We’re becoming old. Tragically, inevitably, it’s happening.

Late-night yackbox and “Tonight Show” host Jay Leno officially announced on Monday, Sept. 26 that he would end of his reign of blandness in early 2009, stepping aside and allowing Conan O’Brien to assume hosting duties. O’Brien, the man whom NBC has tucked away in the post-Leno “Late Night” timeslot since 1993, will replace Leno’s stale jokes with a quirky, original and often downright bizarre humor. He’ll just have to wait five years, a time period that equates Leno to roughly six good jokes.

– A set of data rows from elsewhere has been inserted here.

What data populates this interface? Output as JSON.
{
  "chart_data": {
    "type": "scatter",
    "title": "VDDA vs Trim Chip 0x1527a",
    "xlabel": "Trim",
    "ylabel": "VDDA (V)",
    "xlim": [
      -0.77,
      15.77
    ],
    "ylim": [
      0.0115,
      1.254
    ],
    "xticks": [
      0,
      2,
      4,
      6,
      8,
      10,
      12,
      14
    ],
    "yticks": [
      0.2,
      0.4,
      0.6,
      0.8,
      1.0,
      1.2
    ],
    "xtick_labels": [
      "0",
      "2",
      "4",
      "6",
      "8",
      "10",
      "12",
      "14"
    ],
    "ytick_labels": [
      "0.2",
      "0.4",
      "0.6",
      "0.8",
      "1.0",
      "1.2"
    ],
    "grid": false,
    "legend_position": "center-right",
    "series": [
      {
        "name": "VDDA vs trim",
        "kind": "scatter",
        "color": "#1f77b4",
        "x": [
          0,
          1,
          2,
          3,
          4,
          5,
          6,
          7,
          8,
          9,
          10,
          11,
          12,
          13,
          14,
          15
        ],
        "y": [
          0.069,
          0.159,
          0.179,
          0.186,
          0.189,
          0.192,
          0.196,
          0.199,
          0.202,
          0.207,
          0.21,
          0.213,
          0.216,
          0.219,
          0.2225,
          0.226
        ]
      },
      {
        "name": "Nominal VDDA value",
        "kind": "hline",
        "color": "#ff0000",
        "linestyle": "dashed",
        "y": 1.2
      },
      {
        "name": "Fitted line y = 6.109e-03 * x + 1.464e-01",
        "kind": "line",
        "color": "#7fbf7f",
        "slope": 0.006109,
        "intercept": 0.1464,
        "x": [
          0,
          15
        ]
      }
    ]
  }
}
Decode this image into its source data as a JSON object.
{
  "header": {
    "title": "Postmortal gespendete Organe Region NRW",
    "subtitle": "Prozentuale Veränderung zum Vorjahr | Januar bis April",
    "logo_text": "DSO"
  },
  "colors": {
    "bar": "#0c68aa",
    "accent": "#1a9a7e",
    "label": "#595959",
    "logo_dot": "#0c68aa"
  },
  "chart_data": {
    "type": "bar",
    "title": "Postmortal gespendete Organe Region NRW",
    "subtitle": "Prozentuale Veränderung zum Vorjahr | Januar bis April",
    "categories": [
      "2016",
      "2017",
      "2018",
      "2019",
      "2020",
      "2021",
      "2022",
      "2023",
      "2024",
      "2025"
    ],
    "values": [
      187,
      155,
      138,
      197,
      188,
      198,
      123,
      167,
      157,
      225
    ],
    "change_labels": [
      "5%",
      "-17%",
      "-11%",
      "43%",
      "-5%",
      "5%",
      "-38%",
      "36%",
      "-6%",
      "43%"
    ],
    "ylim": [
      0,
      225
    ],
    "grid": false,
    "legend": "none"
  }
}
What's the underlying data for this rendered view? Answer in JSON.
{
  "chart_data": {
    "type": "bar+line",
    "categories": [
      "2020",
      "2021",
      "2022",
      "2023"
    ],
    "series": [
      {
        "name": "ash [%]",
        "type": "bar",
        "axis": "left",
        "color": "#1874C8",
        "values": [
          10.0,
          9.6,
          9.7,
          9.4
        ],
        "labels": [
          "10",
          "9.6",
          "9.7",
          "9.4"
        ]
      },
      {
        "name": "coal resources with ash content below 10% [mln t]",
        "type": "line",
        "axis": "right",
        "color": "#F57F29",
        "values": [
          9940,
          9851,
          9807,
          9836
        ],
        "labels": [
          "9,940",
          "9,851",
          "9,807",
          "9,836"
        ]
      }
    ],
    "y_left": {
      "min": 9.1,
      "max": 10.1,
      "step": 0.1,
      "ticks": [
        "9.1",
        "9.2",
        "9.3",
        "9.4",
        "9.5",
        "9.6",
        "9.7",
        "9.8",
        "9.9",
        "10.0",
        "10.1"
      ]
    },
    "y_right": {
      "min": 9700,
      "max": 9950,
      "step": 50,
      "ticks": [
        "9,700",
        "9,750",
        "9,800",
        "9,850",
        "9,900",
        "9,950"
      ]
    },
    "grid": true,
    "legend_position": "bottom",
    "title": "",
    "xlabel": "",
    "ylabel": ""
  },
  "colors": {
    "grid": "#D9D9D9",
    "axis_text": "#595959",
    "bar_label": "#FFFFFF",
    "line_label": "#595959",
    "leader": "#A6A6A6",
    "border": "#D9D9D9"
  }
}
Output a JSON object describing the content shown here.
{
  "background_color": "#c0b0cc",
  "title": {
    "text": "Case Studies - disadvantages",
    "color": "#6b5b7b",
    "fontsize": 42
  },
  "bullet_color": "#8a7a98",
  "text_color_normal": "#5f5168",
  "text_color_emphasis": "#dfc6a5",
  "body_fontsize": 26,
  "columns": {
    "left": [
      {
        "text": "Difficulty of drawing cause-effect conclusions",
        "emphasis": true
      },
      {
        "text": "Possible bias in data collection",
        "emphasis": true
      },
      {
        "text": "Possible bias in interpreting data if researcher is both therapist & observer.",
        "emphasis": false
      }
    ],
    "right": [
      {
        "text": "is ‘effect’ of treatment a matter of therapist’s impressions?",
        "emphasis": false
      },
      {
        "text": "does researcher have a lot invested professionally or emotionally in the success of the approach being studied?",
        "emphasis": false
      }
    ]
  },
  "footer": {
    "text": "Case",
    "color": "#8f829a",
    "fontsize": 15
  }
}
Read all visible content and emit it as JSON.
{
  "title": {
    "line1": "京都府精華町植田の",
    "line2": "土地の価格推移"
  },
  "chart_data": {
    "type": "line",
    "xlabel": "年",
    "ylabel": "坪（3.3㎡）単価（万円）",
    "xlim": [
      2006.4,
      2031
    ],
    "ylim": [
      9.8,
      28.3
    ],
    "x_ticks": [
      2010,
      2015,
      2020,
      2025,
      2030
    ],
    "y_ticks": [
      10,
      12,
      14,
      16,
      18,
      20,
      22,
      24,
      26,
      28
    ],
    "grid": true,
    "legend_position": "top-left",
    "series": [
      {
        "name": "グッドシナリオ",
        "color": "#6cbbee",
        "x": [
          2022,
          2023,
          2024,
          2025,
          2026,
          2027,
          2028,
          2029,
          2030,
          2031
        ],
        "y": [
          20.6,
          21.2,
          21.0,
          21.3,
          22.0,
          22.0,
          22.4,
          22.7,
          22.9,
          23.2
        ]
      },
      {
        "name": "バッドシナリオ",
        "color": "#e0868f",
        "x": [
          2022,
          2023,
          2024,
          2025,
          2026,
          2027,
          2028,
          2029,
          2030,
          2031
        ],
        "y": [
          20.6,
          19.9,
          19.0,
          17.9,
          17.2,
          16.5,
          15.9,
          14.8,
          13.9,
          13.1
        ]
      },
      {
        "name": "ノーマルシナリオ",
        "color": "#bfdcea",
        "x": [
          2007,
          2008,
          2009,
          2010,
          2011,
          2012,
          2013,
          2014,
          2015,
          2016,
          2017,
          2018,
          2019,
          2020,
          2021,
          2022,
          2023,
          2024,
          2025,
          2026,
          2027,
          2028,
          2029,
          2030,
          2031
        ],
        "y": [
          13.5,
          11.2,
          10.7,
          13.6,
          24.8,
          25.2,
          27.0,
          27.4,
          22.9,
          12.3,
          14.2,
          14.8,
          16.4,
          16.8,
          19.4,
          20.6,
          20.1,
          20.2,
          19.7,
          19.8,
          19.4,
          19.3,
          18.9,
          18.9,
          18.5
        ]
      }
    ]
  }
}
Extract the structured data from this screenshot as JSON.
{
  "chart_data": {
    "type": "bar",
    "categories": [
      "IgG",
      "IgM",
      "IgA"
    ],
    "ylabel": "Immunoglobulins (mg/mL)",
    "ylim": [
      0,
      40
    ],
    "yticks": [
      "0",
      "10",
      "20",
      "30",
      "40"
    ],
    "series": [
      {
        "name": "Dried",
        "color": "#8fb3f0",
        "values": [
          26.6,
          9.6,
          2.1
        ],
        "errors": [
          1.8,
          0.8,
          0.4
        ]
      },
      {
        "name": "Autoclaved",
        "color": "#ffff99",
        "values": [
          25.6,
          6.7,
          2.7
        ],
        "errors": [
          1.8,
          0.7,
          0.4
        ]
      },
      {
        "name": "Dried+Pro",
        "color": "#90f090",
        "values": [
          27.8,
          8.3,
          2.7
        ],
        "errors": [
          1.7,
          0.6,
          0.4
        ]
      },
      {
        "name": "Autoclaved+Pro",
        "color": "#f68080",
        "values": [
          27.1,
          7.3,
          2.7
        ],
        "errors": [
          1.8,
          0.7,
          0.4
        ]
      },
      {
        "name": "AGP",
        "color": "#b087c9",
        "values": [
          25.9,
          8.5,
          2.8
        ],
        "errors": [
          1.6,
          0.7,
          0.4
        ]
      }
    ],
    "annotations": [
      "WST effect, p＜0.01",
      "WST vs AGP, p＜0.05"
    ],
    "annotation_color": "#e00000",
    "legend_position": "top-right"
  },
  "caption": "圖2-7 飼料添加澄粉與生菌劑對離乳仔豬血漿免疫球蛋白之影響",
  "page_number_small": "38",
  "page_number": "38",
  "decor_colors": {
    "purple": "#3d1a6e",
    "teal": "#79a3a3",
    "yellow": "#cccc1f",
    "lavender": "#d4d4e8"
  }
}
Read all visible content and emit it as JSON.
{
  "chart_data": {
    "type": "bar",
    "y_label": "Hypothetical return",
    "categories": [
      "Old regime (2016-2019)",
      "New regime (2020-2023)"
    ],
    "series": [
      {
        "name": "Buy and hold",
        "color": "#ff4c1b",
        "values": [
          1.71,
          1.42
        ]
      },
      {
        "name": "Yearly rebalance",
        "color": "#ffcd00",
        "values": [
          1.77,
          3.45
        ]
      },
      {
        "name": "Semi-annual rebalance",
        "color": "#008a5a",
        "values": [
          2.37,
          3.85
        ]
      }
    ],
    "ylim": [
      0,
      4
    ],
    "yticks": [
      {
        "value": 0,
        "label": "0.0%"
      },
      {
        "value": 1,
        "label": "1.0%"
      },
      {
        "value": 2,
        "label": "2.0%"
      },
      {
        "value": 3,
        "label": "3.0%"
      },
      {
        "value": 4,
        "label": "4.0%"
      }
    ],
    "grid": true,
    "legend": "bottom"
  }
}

In March, I wrote a column decrying NBC’s decision to sign Leno through 2009 because I felt it ignored the legion of college-aged fans Conan has garnered in the 11 years since the network signed a next-to-unknown writer from “The Simpsons” and “Saturday Night Live.” He is catnip to us, for the most part, and he knows how to mix pop culture references with his own comedy innovations – a phenomenon perhaps best represented, of course, by a chef’s hat-wearing cactus that plays “We Didn’t Start the Fire” on a flute. Leno, conversely, delivers jokes like he’s tossing half-ton bricks made out of shit. But I digress… Rather than wait around for Leno to shove off, O’Brien might have fled to a kinder network – or left the late show business altogether.

So one would think I would be elated to have O’Brien in line to move into the earlier timeslot. I am. However, that looming date of 2009 has reminded me about the inevitable passing of time – and the underlying wisdom NBC exhibited in keeping Leno around.

By the time Conan O’Brien becomes the fifth host of NBC’s “Tonight Show,” most of the people reading this column now will be all grown up. Most of us, I hope, will be done with our undergraduate work. We’ll have jobs, spouses and maybe even children. Some, conversely, will have no spouses, no children and a lot of cats – but they’ll still be the appropriate age. We’ll still like Conan, but we’ll have to get up for work every morning. We’ll be old, and we’ll probably be home in time to see his show every weekday night.

The age set that keeps Leno popular will also be more finely aged – maybe to the point at which 11:30 p.m. is past their bedtime. And those fogies who can keep their eyes peeled through O’Brien’s opening monologue would likely be put off by his antics, what with his hissing and mugging and playing of “Walker, Texas Ranger” clips.

In retrospect, the extension of Leno’s contract through 2009 makes a lot of sense, because that’s how long a shift in the adult demographic will take. That’s doesn’t mean the transition into post-college student, post-young people, post-cool age group is any less unnerving for me.

To put time in perspective, 2009 will mark the 10th anniversary of movies like “The Matrix” and shows like “The Sopranos” and “Family Guy.” By this year, Bill Clinton’s impeachment hearings will be a 10-year-old footnote in American history. This year is also the scheduled completion date for the Freedom Tower, the structure replacing the World Trade Center, which fell in terrorist attacks that will be eight years old. And the weirdness that once occupied the 1 a.m. timeslot, in the form of off-the-wall fringe comedy invented by a hyperactive Irish giant, will suddenly become the mainstream.

Hurray for Conan O’Brien and a “see you in Hell” for Jay Leno. It’s good to know that mediocre comedy must one day bow out to something that might actually make you laugh. But maybe – just for a second – the idea of getting older is scarier than even another season of Jay Leno.

Daily Nexus columnist Drew Mackie both hisses and mugs when he plays clips of “The Tonight Show.”